Получилось примерно следующее:
…Что можно сказать в целом о заслугах Гроховского перед армией, перед страной?
Они огромны! (Обыкновенно следует длинное перечисление заслуг.) Однако он ведь делал не что сам хотел, а то, что ему поручали, что полагалось делать в соответствии с нашей оборонной концепцией тех лет. И вообще он работал не один – вы понимаете?.. И даже их вовсе не было, его заслуг, поскольку в Великой Отечественной войне воздушно-десантные войска применялись весьма ограниченно, да и то чаще всего не по прямому их назначению… Правда, сам Гроховский здесь ни при чем, но если рассматривать факты и оценивать их конечный результат, то он таков.

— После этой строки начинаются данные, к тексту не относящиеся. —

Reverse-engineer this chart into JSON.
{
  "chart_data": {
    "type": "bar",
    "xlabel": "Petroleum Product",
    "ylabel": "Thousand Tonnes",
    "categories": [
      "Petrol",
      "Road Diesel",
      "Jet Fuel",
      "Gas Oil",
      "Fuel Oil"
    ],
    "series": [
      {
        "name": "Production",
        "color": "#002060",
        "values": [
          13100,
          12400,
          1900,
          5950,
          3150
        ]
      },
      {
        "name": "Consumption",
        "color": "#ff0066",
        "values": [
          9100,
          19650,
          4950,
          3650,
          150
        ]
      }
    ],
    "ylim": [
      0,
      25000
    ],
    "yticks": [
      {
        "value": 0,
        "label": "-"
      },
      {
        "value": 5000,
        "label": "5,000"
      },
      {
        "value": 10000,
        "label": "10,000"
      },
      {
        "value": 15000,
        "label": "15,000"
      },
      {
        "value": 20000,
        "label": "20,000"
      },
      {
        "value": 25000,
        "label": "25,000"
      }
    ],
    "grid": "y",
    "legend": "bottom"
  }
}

…О его важнейших разработках?
Они блестящи! Без его техники у нас в 30-х годах просто не было бы воздушного десанта как такового. Гроховский смотрел не только в завтра, а на десятки лет вперед; в частности, его метод «парашютного срыва» больше тридцати лет оставался основным методом сбрасывания больших грузов с самолётов, возможно, и до сих пор остается основным, А такие его разработки, как беспарашютное десантирование с бреющего полета, как подхват людей и грузов с земли на самолёт, – все это десятки лет спустя стало возрождаться, разрабатываться на новой технической основе… С другой стороны, в 30-х годах достаточной технической основы для этого не было, во всяком случае в начале 30-х, но она безусловно появилась бы и без поспешных, крайне рискованных, в худшем значении этого слова, партизанских действий Гроховского!
…Что о нем можно сказать как о специалисте, инженере?
«…Одаренный большим талантом и фантазией, – читаем в докладе комиссии президиуму Федерации парашютного спорта, – Гроховский обладал столь же большой технической эрудицией, сколь и огромным чувством нового», был человеком «выдающейся одаренности и большой личной отваги» (М. М. Громов). «С другой стороны, кустарщина, недооценка науки, неоправданный риск – все эти пережитки ранних лет развития авиации. В 30-х годах это нужно не идеализировать, а осуждать» (из отзыва профессора В.С. Пышнова на одну из работ о Гроховском) .
…Как о человеке, руководителе творческого коллектива?
Заражающая вдохновенность, вера в людей, внимание к людям! Молодежь к нему так и липла, разговоры о том, как у него выдвинулись и выросли Титов, Урлапов, буквально лишали покоя тогдашних выпускников учебных заведений!.. Но это были не природные свойства Гроховского как личности, а скорее трезвый, холодный расчет. Нужного ему работника он сначала завораживал действительно дивными картинами своих замыслов и, между прочим, лестью, как Павла Ивенсена, а потом откровенно переманивал окладом и перспективой роста. Ведь что нужно любящему свое дело специалисту, а молодому и подавно? Проявить себя нужно, вырасти скорее… Если же ему сразу при этом и платить побольше – да он тогда всех своих девчонок забросит!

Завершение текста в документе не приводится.